Commodes en paulownia
Miyazaki Furniture utilise désormais des outils tels qu'Instagram pour atteindre davantage de personnes et leur faire comprendre qu'il est gratifiant de transmettre des meubles de génération en génération. Cela a attiré un large éventail de nouveaux clients qui répondent aux informations sur Internet ou à leurs publications Instagram. Anri décrit la clientèle actuelle comme étant variée, notamment « des jeunes qui ont hérité des meubles de leurs grands-parents, des personnes âgées et des personnes qui ont juste besoin de couper les pieds de leurs meubles pour en ajuster la hauteur ».
Les artisans sont essentiels à cette rue
L’Europe a une culture bien établie de la réparation et de la transmission de meubles de génération en génération. En revanche, au Japon, depuis la période de croissance économique rapide des années 1960, la pratique consistant à acheter puis à jeter des meubles fabriqués en série à bas prix est la norme. Aujourd’hui, les générations qui ont grandi au milieu de ces meubles fabriqués en série considèrent avec un enthousiasme renouvelé la pratique consistant à utiliser les meubles pendant des générations ou à les réparer pour les faire durer.

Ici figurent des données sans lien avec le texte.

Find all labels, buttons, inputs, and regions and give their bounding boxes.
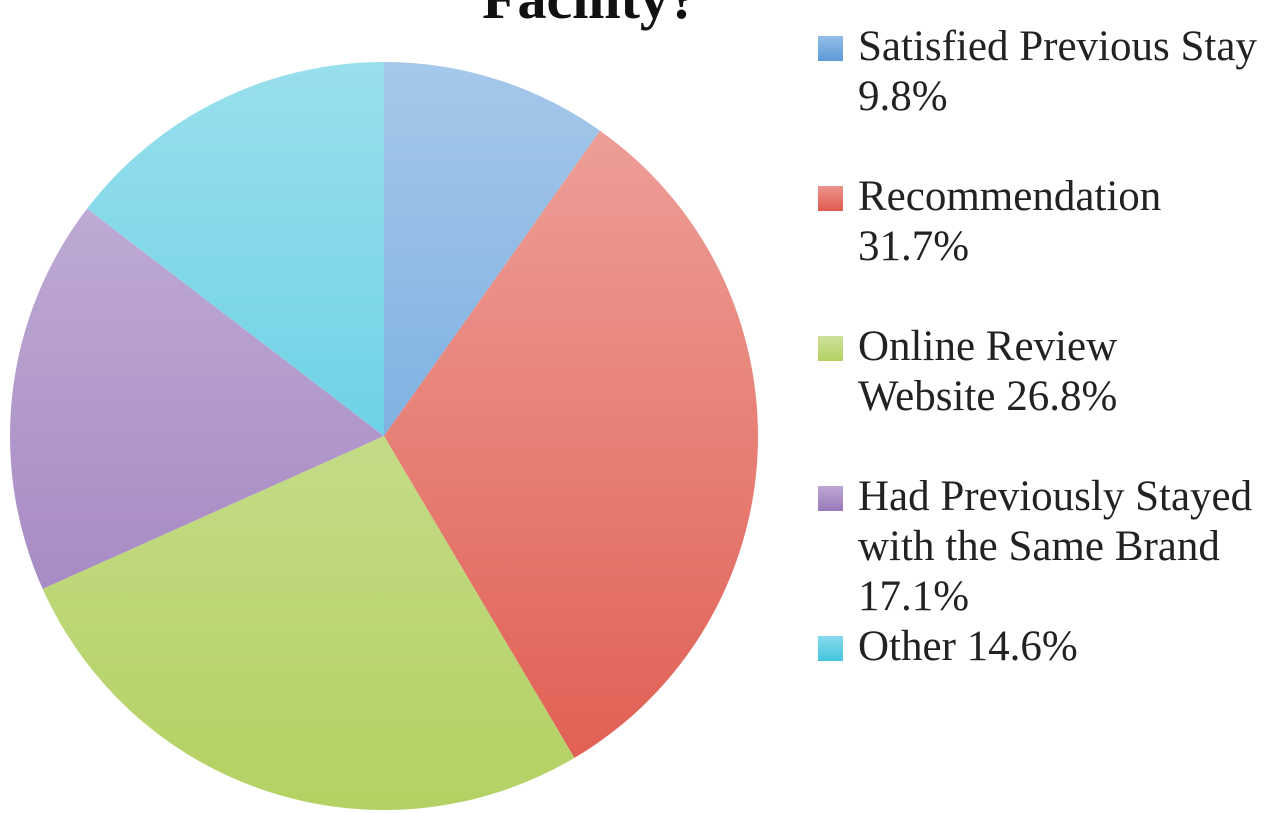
legend-label: Other (858, 623, 956, 670)
legend-swatch (818, 186, 843, 211)
legend-item: Other 14.6% (818, 622, 1258, 672)
pie-slice (87, 62, 384, 436)
chart-title: Facility? (482, 0, 698, 31)
legend-item: Online Review Website 26.8% (818, 322, 1258, 422)
legend-swatch (818, 336, 843, 361)
legend-value: 9.8% (858, 73, 948, 120)
pie-slice (9, 208, 385, 589)
legend-value: 17.1% (858, 573, 970, 620)
legend-item: Satisfied Previous Stay 9.8% (818, 22, 1258, 122)
legend-swatch (818, 36, 843, 61)
pie-slice (384, 130, 758, 758)
legend-swatch (818, 486, 843, 511)
legend-item: Recommendation 31.7% (818, 172, 1258, 272)
legend-swatch (818, 636, 843, 661)
legend-label: Had Previously Stayed with the Same Bran… (858, 473, 1253, 570)
legend-item: Had Previously Stayed with the Same Bran… (818, 472, 1258, 622)
pie-slice (42, 436, 575, 811)
legend-value: 14.6% (966, 623, 1078, 670)
legend-value: 26.8% (1006, 373, 1118, 420)
legend: Satisfied Previous Stay 9.8% Recommendati… (818, 22, 1257, 722)
legend-label: Recommendation (858, 173, 1162, 220)
legend-label: Satisfied Previous Stay (858, 23, 1257, 70)
legend-value: 31.7% (858, 223, 970, 270)
legend-label: Online Review Website (858, 323, 1118, 420)
pie-slice (384, 62, 601, 436)
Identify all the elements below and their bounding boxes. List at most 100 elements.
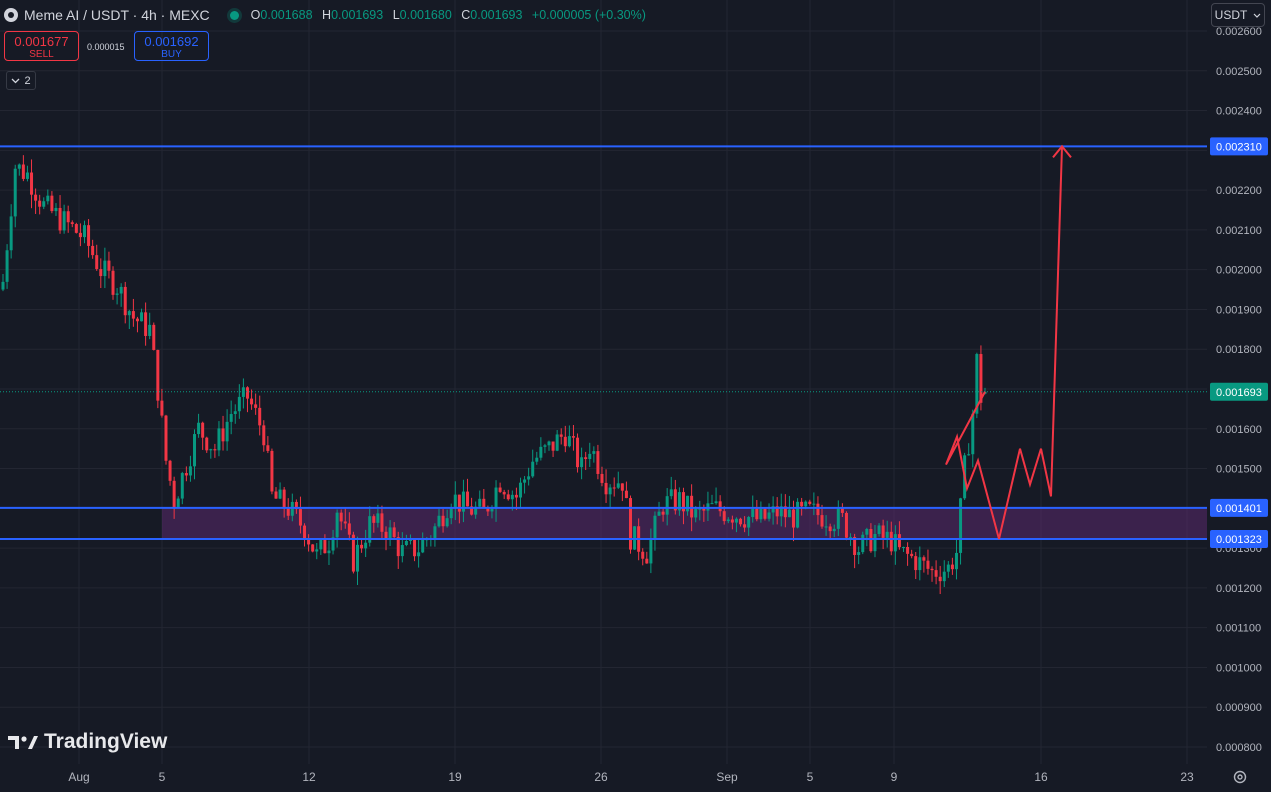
candle-body bbox=[653, 515, 657, 539]
price-tick-label: 0.002400 bbox=[1216, 106, 1262, 118]
low-label: L bbox=[392, 8, 400, 22]
chevron-down-icon bbox=[11, 78, 20, 83]
candle-body bbox=[588, 453, 592, 460]
candle-body bbox=[172, 480, 176, 508]
candle-body bbox=[836, 508, 840, 529]
buy-label: BUY bbox=[161, 49, 182, 60]
candle-body bbox=[629, 498, 633, 550]
candle-body bbox=[298, 509, 302, 526]
candle-body bbox=[343, 521, 347, 524]
candle-body bbox=[21, 164, 25, 179]
candle-body bbox=[99, 269, 103, 277]
change-value: +0.000005 (+0.30%) bbox=[531, 8, 646, 22]
candle-body bbox=[457, 494, 461, 512]
candle-body bbox=[95, 255, 99, 270]
candle-body bbox=[449, 507, 453, 519]
candle-body bbox=[763, 508, 767, 519]
open-value: 0.001688 bbox=[260, 8, 313, 22]
candle-body bbox=[237, 396, 241, 412]
candle-body bbox=[254, 404, 258, 408]
indicators-toggle[interactable]: 2 bbox=[6, 71, 36, 90]
candle-body bbox=[523, 479, 527, 483]
price-tick-label: 0.000900 bbox=[1216, 702, 1262, 714]
candle-body bbox=[527, 476, 531, 480]
candle-body bbox=[62, 211, 66, 231]
price-tick-label: 0.002100 bbox=[1216, 225, 1262, 237]
candle-body bbox=[596, 451, 600, 474]
candle-body bbox=[17, 164, 21, 169]
candle-body bbox=[184, 473, 188, 476]
spread-value: 0.000015 bbox=[87, 42, 125, 52]
candle-body bbox=[893, 534, 897, 552]
candle-body bbox=[620, 483, 624, 491]
candle-body bbox=[250, 398, 254, 405]
candle-body bbox=[849, 537, 853, 539]
sell-button[interactable]: 0.001677 SELL bbox=[4, 31, 79, 61]
candle-body bbox=[25, 172, 29, 179]
candle-body bbox=[498, 487, 502, 492]
candle-body bbox=[144, 312, 148, 336]
time-tick-label: 5 bbox=[807, 770, 814, 784]
level-price-badge bbox=[1210, 529, 1268, 548]
price-tick-label: 0.002200 bbox=[1216, 185, 1262, 197]
candle-body bbox=[282, 489, 286, 509]
price-tick-label: 0.001100 bbox=[1216, 623, 1261, 635]
market-status-icon[interactable] bbox=[229, 10, 239, 20]
candle-body bbox=[303, 525, 307, 540]
currency-value: USDT bbox=[1214, 8, 1248, 22]
candles bbox=[1, 155, 987, 595]
candle-body bbox=[694, 509, 698, 518]
candle-body bbox=[946, 564, 950, 572]
candle-body bbox=[364, 542, 368, 549]
price-tick-label: 0.002000 bbox=[1216, 265, 1262, 277]
candle-body bbox=[421, 539, 425, 553]
settings-gear-icon[interactable] bbox=[1232, 769, 1248, 785]
candle-body bbox=[718, 501, 722, 512]
projected-path[interactable] bbox=[945, 146, 1063, 540]
time-tick-label: Aug bbox=[68, 770, 89, 784]
candle-body bbox=[66, 211, 70, 223]
candle-body bbox=[445, 518, 449, 527]
time-axis[interactable] bbox=[0, 764, 1207, 792]
last-price-badge bbox=[1210, 382, 1268, 401]
candle-body bbox=[311, 544, 315, 552]
price-tick-label: 0.002500 bbox=[1216, 66, 1262, 78]
candle-body bbox=[734, 518, 738, 523]
candle-body bbox=[323, 539, 327, 554]
candle-body bbox=[571, 436, 575, 438]
candle-body bbox=[971, 413, 975, 455]
candle-body bbox=[791, 509, 795, 528]
support-zone bbox=[162, 507, 1207, 539]
candle-body bbox=[889, 531, 893, 552]
candle-body bbox=[54, 207, 58, 212]
candle-body bbox=[881, 525, 885, 538]
candle-body bbox=[657, 511, 661, 516]
candle-body bbox=[176, 498, 180, 508]
candle-body bbox=[152, 324, 156, 350]
candle-body bbox=[604, 482, 608, 495]
candle-body bbox=[437, 515, 441, 527]
price-tick-label: 0.002600 bbox=[1216, 26, 1262, 38]
currency-select[interactable]: USDT bbox=[1211, 3, 1265, 27]
candle-body bbox=[274, 491, 278, 499]
symbol-title[interactable]: Meme AI / USDT · 4h · MEXC bbox=[24, 7, 210, 23]
price-tick-label: 0.001600 bbox=[1216, 424, 1262, 436]
candle-body bbox=[315, 549, 319, 552]
candle-body bbox=[576, 437, 580, 468]
candle-body bbox=[46, 195, 50, 202]
candle-body bbox=[722, 511, 726, 522]
candle-body bbox=[551, 441, 555, 451]
candle-body bbox=[111, 270, 115, 295]
candle-body bbox=[730, 519, 734, 523]
candle-body bbox=[942, 571, 946, 582]
candle-body bbox=[783, 506, 787, 518]
candle-body bbox=[470, 506, 474, 515]
candle-body bbox=[209, 449, 213, 451]
buy-button[interactable]: 0.001692 BUY bbox=[134, 31, 209, 61]
candle-body bbox=[331, 537, 335, 551]
low-value: 0.001680 bbox=[399, 8, 452, 22]
time-tick-label: 26 bbox=[594, 770, 608, 784]
candle-body bbox=[592, 451, 596, 454]
time-tick-label: 9 bbox=[891, 770, 898, 784]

De plus, à l’heure où la société accorde de l’importance aux valeurs environnementales et éthiques, Miyazaki Furniture gagne en reconnaissance grâce aux compétences et aux techniques fiables que les artisans ont cultivées en travaillant avec des meubles depuis des années. « Les réparations peuvent être assez difficiles », explique Anri. « Utiliser des méthodes autodidactes pour réparer les meubles peut finir par les aggraver, et il existe de nombreuses méthodes et de nombreuses choses qui nécessitent une expérience accumulée pour être réalisées correctement. » La plupart des machiya qui se trouvaient autrefois dans ce quartier abritaient à la fois les maisons et les ateliers des artisans. C’étaient des lieux où la vie et l’artisanat étaient étroitement liés. La rue Ebisugawa-dori s’est développée en même temps que l’artisanat, car elle employait et transmettait les compétences de ces artisans.

« La rue des meubles d'Ebisugawa »
La rue Ebisugawa-dori est aujourd’hui devenue une rue commerçante qui répond à un plus large éventail de besoins liés à la vie quotidienne et au style de vie, avec de nouvelles boutiques d’artisanat, comme des cafés spécialisés et des pâtisseries baumkuchen. « Plusieurs boutiques spécialisées sont concentrées ici, même si ce n’est pas vraiment une zone commerciale très fréquentée, ce qui lui donne son charme », explique Anri. Comme elle le dit, cette rue n’est pas très fréquentée et elle n’est pas très longue non plus, mais elle donne envie aux gens de revenir encore et encore, de s’arrêter dans chaque boutique. C’est peut-être l’endroit idéal pour trouver quelque chose de spécial qui ne peut être trouvé qu’ici.